Para empresas que tenham a partir de cem funcionários, a legislação brasileira estabelece a obrigatoriedade de preencherem uma parcela (de 2% a 5%, conforme o número de empregados) de seus cargos com pessoas com deficiência. A reserva legal de cargos é também conhecida como Lei de Cotas (art. 93 da Lei nº 8.213/91).
No fim de 2012, com a Lei Berenice Piana (Lei nº 12.764), o autismo passou a ser considerado uma deficiência, com todos os benefícios legais. Portanto, a inclusão da pessoa com TEA, no emprego formal no Brasil é muito recente — e dados sobre inclusão de pessoas com o transtorno ainda não foram obtidos oficialmente.
Números oficiais do IBGE (Instituto Brasileiro de Geografia e Estatística), dizem que cerca de 24% dos brasileiros, possuem algum tipo de deficiência. Segundo informação do Ministério do Trabalho, os números consolidados mais atuais são de 2017: dos quase 46,3 milhões de pessoas empregadas no Brasil, menos de 1% tem alguma deficiência — para ser mais preciso: 441,3 mil, equivalente a 0,954% — e, desses, apenas 36,6 mil (0,079%) têm “deficiência intelectual (mental)”, conforme classificação do governo, onde estão incluídas as pessoas com autismo.
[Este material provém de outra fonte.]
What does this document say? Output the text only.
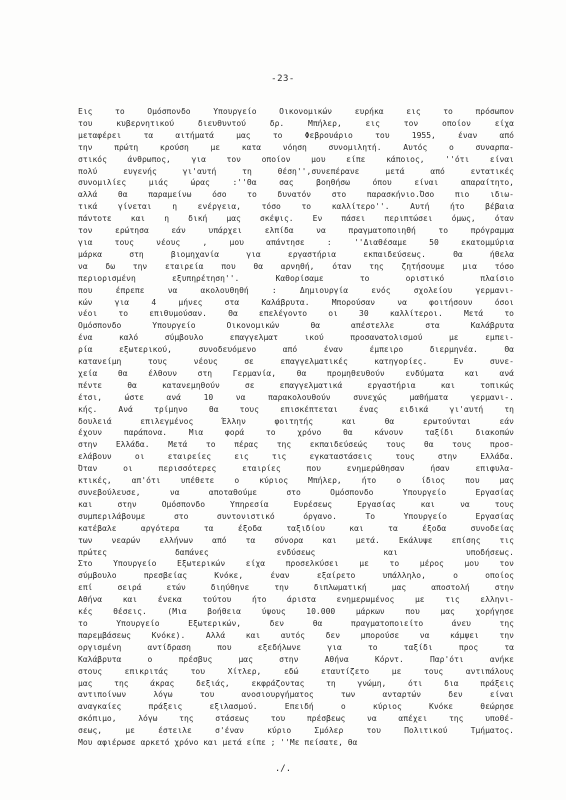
-23-
Εις το Ομόσπονδο Υπουργείο Οικονομικών ευρήκα εις το πρόσωπον
του κυβερνητικού διευθυντού δρ. Μπήλερ, εις τον οποίον είχα
μεταφέρει τα αιτήματά μας το Φεβρουάριο του 1955, έναν από
την πρώτη κρούση με κατα νόηση συνομιλητή. Αυτός ο συναρπα-
στικός άνθρωπος, για τον οποίον μου είπε κάποιος, ''ότι είναι
πολύ ευγενής γι'αυτή τη θέση'',συνεπέρανε μετά από εντατικές
συνομιλίες μιάς ώρας :''Θα σας βοηθήσω όπου είναι απαραίτητο,
αλλά θα παραμείνω όσο το δυνατόν στο παρασκήνιο.Όσο πιο ιδιω-
τικά γίνεται η ενέργεια, τόσο το καλλίτερο''. Αυτή ήτο βέβαια
πάντοτε και η δική μας σκέψις. Εν πάσει περιπτώσει όμως, όταν
τον ερώτησα εάν υπάρχει ελπίδα να πραγματοποιηθή το πρόγραμμα
για τους νέους , μου απάντησε : ''Διαθέσαμε 50 εκατομμύρια
μάρκα στη βιομηχανία για εργαστήρια εκπαιδεύσεως. Θα ήθελα
να δω την εταιρεία που θα αρνηθή, όταν της ζητήσουμε μια τόσο
περιορισμένη εξυπηρέτηση''. Καθορίσαμε το οριστικό πλαίσιο
που έπρεπε να ακολουθηθή : Δημιουργία ενός σχολείου γερμανι-
κών για 4 μήνες στα Καλάβρυτα. Μπορούσαν να φοιτήσουν όσοι
νέοι το επιθυμούσαν. Θα επελέγοντο οι 30 καλλίτεροι. Μετά το
Ομόσπονδο Υπουργείο Οικονομικών θα απέστελλε στα Καλάβρυτα
ένα καλό σύμβουλο επαγγελματ ικού προσανατολισμού με εμπει-
ρία εξωτερικού, συνοδευόμενο από έναν έμπειρο διερμηνέα. Θα
κατανείμη τους νέους σε επαγγελματικές κατηγορίες. Εν συνε-
χεία θα έλθουν στη Γερμανία, θα προμηθευθούν ενδύματα και ανά
πέντε θα κατανεμηθούν σε επαγγελματικά εργαστήρια και τοπικώς
έτσι, ώστε ανά 10 να παρακολουθούν συνεχώς μαθήματα γερμανι-.
κής. Ανά τρίμηνο θα τους επισκέπτεται ένας ειδικά γι'αυτή τη
δουλειά επιλεγμένος Έλλην φοιτητής και θα ερωτούνται εάν
έχουν παράπονα. Μια φορά το χρόνο θα κάνουν ταξίδι διακοπών
στην Ελλάδα. Μετά το πέρας της εκπαιδεύσεώς τους θα τους προσ-
ελάβουν οι εταιρείες εις τις εγκαταστάσεις τους στην Ελλάδα.
Όταν οι περισσότερες εταιρίες που ενημερώθησαν ήσαν επιφυλα-
κτικές, απ'ότι υπέθετε ο κύριος Μπήλερ, ήτο ο ίδιος που μας
συνεβούλευσε, να αποταθούμε στο Ομόσπονδο Υπουργείο Εργασίας
και στην Ομόσπονδο Υπηρεσία Ευρέσεως Εργασίας και να τους
συμπεριλάβουμε στο συντονιστικό όργανο. Το Υπουργείο Εργασίας
κατέβαλε αργότερα τα έξοδα ταξιδίου και τα έξοδα συνοδείας
των νεαρών ελλήνων από τα σύνορα και μετά. Εκάλυψε επίσης τις
πρώτες δαπάνες ενδύσεως και υποδήσεως.
Στο Υπουργείο Εξωτερικών είχα προσελκύσει με το μέρος μου τον
σύμβουλο πρεσβείας Κνόκε, έναν εξαίρετο υπάλληλο, ο οποίος
επί σειρά ετών διηύθηνε την διπλωματική μας αποστολή στην
Αθήνα και ένεκα τούτου ήτο άριστα ενημερωμένος με τις ελληνι-
κές θέσεις. (Μια βοήθεια ύψους 10.000 μάρκων που μας χορήγησε
το Υπουργείο Εξωτερικών, δεν θα πραγματοποιείτο άνευ της
παρεμβάσεως Κνόκε). Αλλά και αυτός δεν μπορούσε να κάμψει την
οργισμένη αντίδραση που εξεδήλωνε για το ταξίδι προς τα
Καλάβρυτα ο πρέσβυς μας στην Αθήνα Κόρντ. Παρ'ότι ανήκε
στους επικριτάς του Χίτλερ, εδώ εταυτίζετο με τους αντιπάλους
μας της άκρας δεξιάς, εκφράζοντας τη γνώμη, ότι δια πράξεις
αντιποίνων λόγω του ανοσιουργήματος των ανταρτών δεν είναι
αναγκαίες πράξεις εξιλασμού. Επειδή ο κύριος Κνόκε θεώρησε
σκόπιμο, λόγω της στάσεως του πρέσβεως να απέχει της υποθέ-
σεως, με έστειλε σ'έναν κύριο Σμόλερ του Πολιτικού Τμήματος.
Μου αφιέρωσε αρκετό χρόνο και μετά είπε ; ''Με πείσατε, θα
./.
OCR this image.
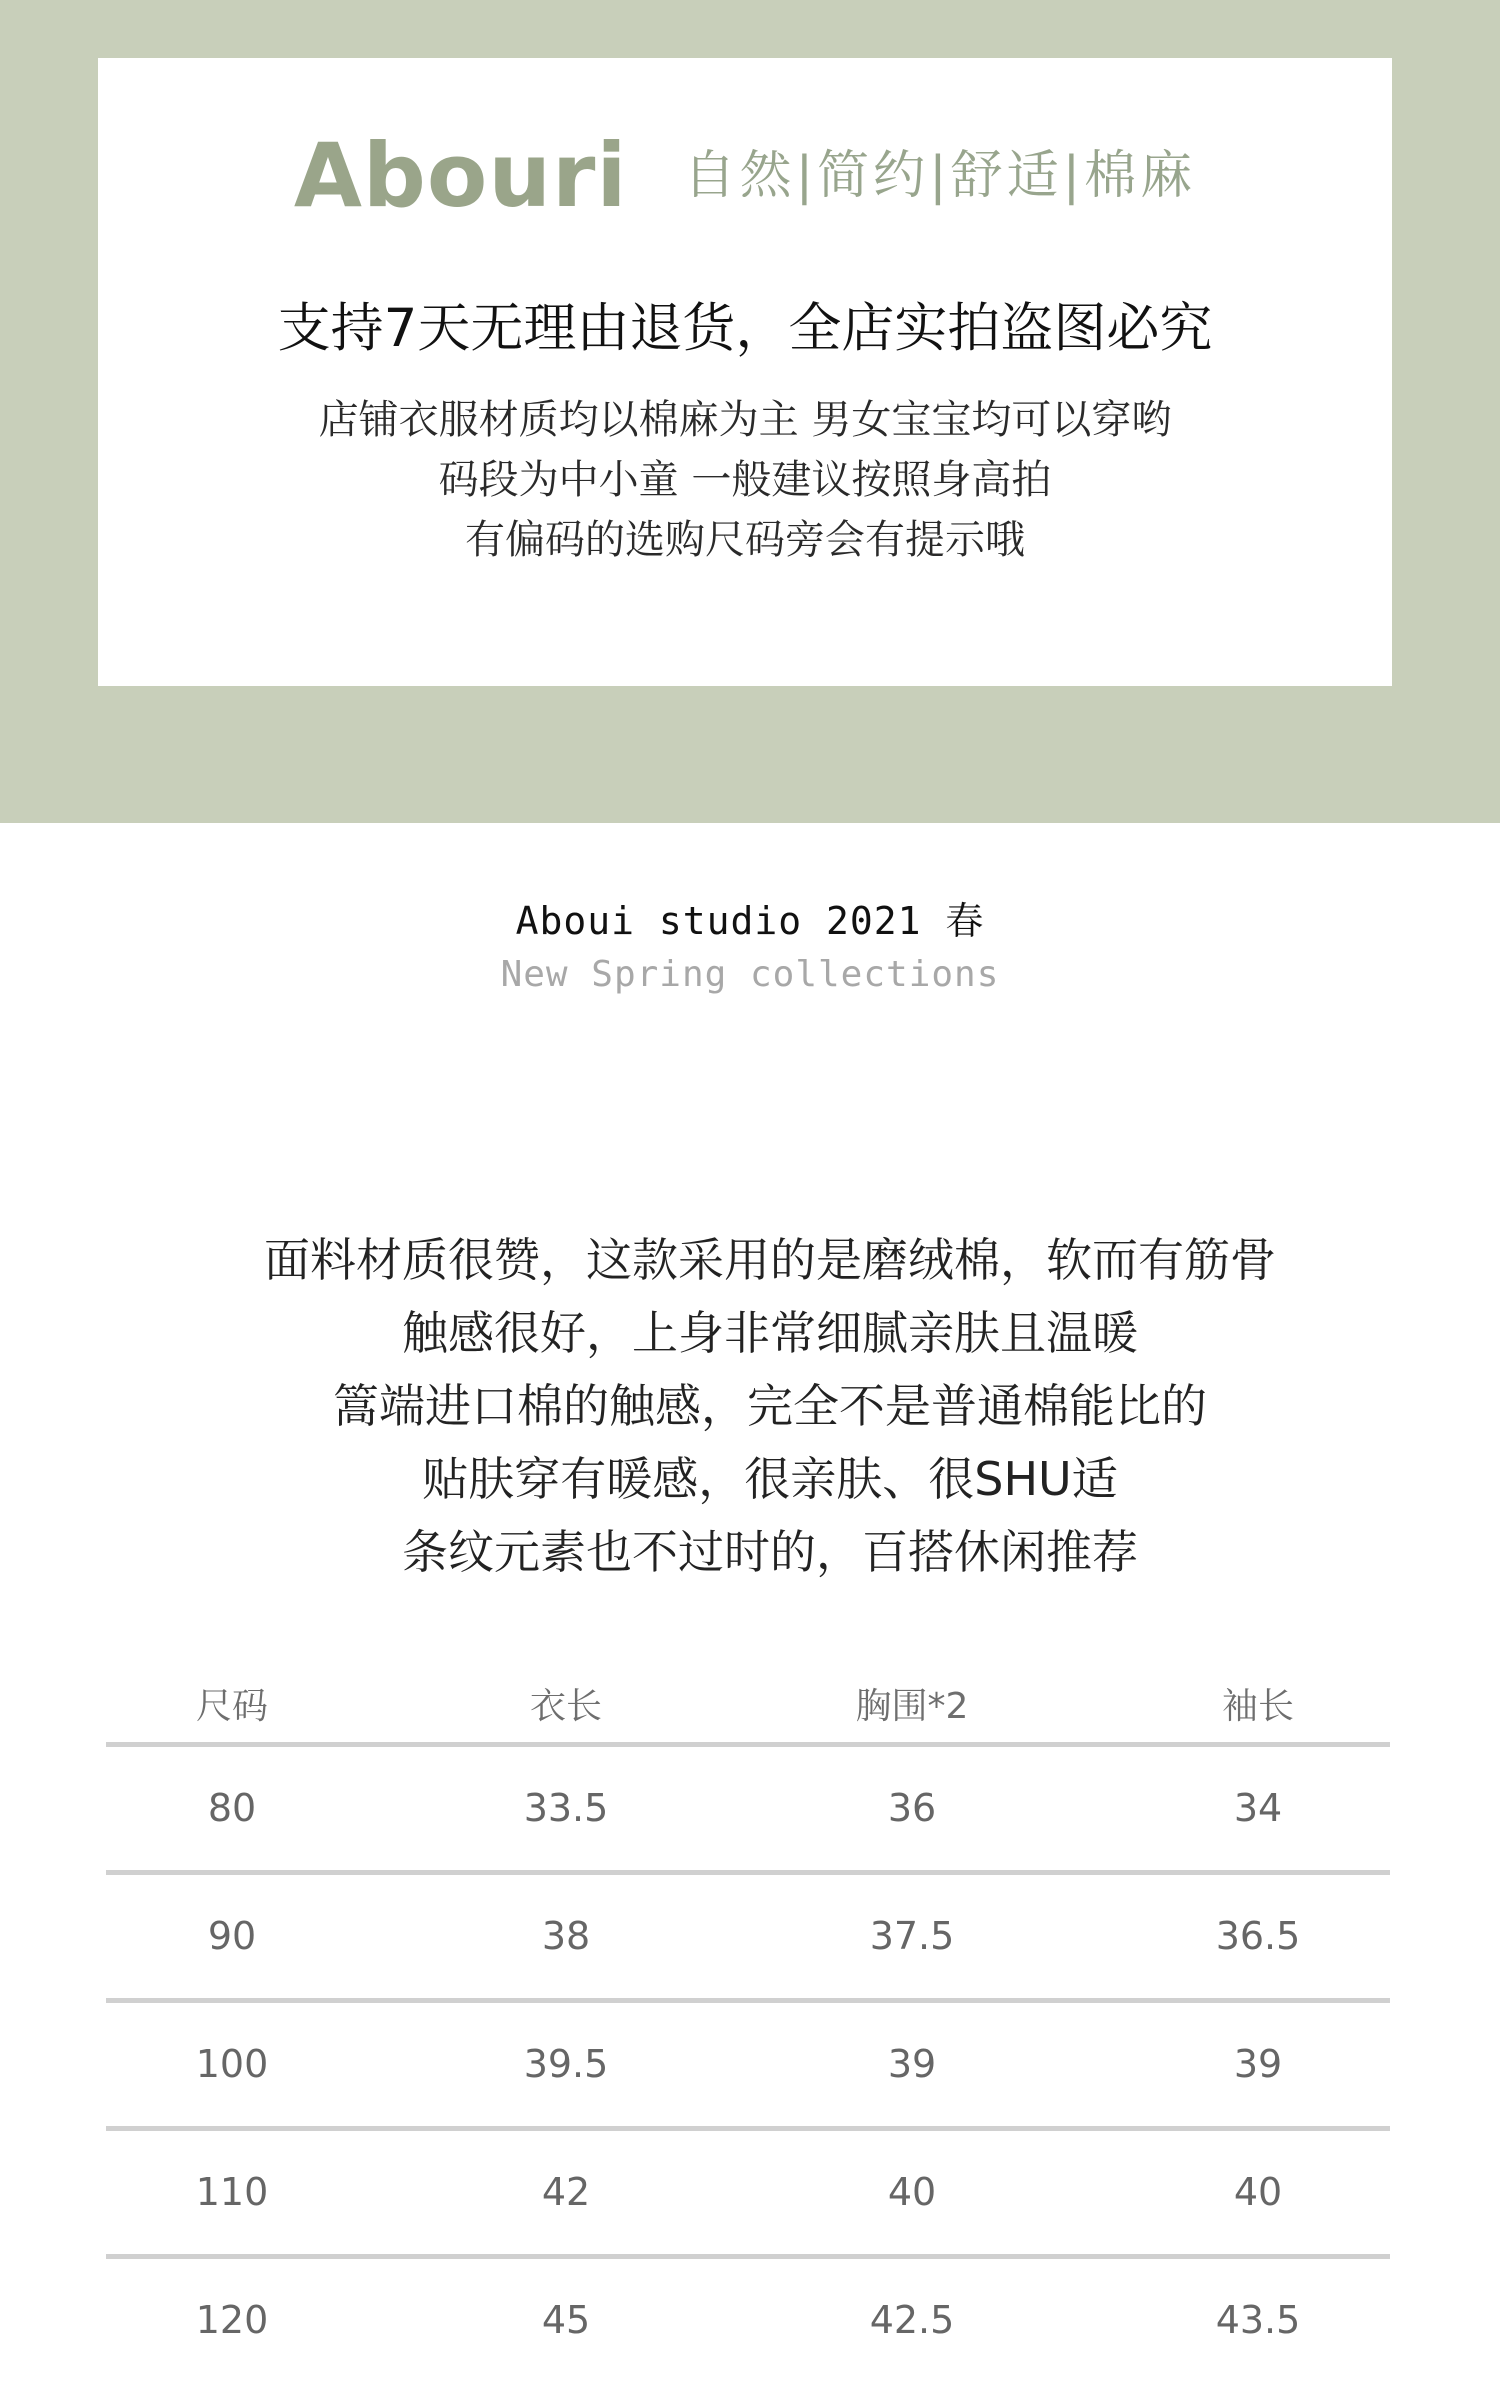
Abouri 自然|简约|舒适|棉麻
支持7天无理由退货，全店实拍盗图必究
店铺衣服材质均以棉麻为主 男女宝宝均可以穿哟
码段为中小童 一般建议按照身高拍
有偏码的选购尺码旁会有提示哦
Aboui studio 2021 春
New Spring collections
面料材质很赞，这款采用的是磨绒棉，软而有筋骨
触感很好，上身非常细腻亲肤且温暖
篙端进口棉的触感，完全不是普通棉能比的
贴肤穿有暖感，很亲肤、很SHU适
条纹元素也不过时的，百搭休闲推荐
尺码	衣长	胸围*2	袖长
80	33.5	36	34
90	38	37.5	36.5
100	39.5	39	39
110	42	40	40
120	45	42.5	43.5
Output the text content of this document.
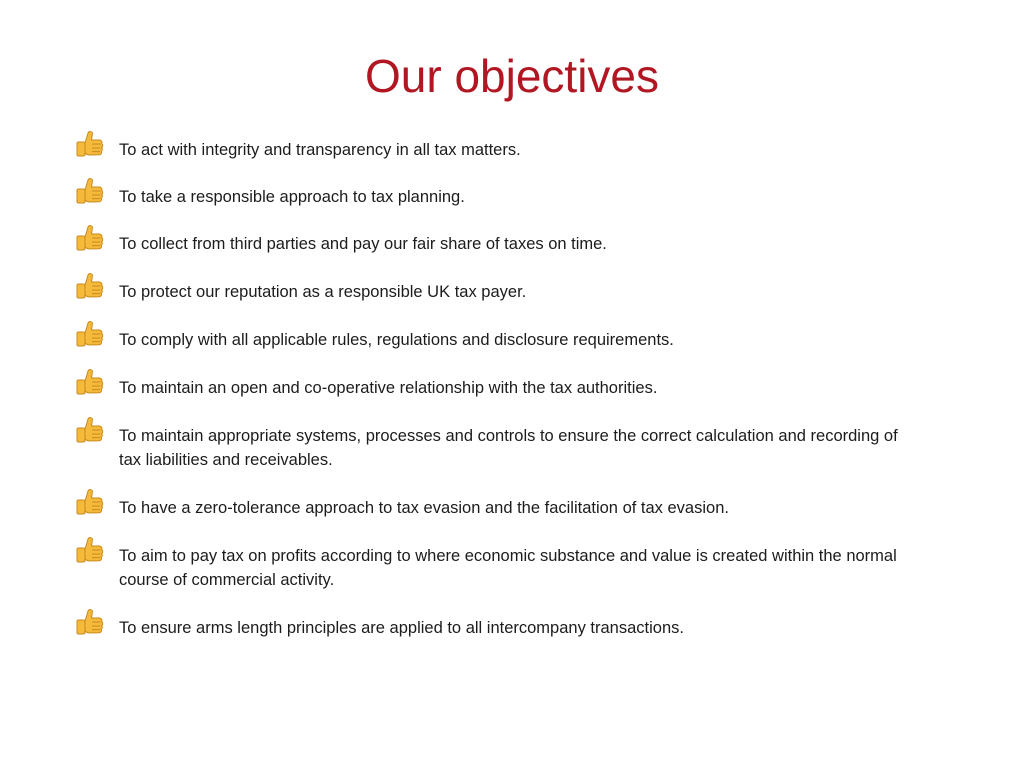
Our objectives
To act with integrity and transparency in all tax matters.
To take a responsible approach to tax planning.
To collect from third parties and pay our fair share of taxes on time.
To protect our reputation as a responsible UK tax payer.
To comply with all applicable rules, regulations and disclosure requirements.
To maintain an open and co-operative relationship with the tax authorities.
To maintain appropriate systems, processes and controls to ensure the correct calculation and recording of tax liabilities and receivables.
To have a zero-tolerance approach to tax evasion and the facilitation of tax evasion.
To aim to pay tax on profits according to where economic substance and value is created within the normal course of commercial activity.
To ensure arms length principles are applied to all intercompany transactions.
O Ministério do Trabalho reconhece: “Especificamente sobre autismo, ele é considerado um tipo de deficiência intelectual (variável incluída na pesquisa), mas não temos informações específicas sobre autismo” (sic).
Em visita recente ao Brasil, a autista norte-americana e ativista pela causa Temple Grandin (veja nosso texto sobre sua palestra) defendeu que o comércio local deveria incluir as pessoas com TEA nos bairros: “As coisas vão melhorar no futuro. Penso que tenham que encontrar uma forma de resolver o problema localmente, ajudando esses adultos a trabalharem no comércio local, em pequenas lojas”, respondeu ela à minha pergunta, sobre a inclusão de adultos com autismo no nosso país.
A esperança é que a obrigatoriedade das cotas possam mostrar o quão benéfico pode ser contratar uma pessoa com mais limitações que o convencional — e o quanto isso torna o ambiente todo melhor e mais acolhedor, até mesmo mais produtivo. E que não precisemos mais de leis de cotas num futuro próximo, quando as empresas perceberão que incluir a diversidade (que deve abranger a neurodiversidade) traz mais benefício para a empresa e os demais funcionário, que para pessoa incluída — com ou sem autismo.
Francisco Paiva Junior é jornalista, co-fundador e editor-chefe da Revista Autismo, autor do livro “Autismo — Não espere, aja logo!” e head de conteúdo da Tismoo.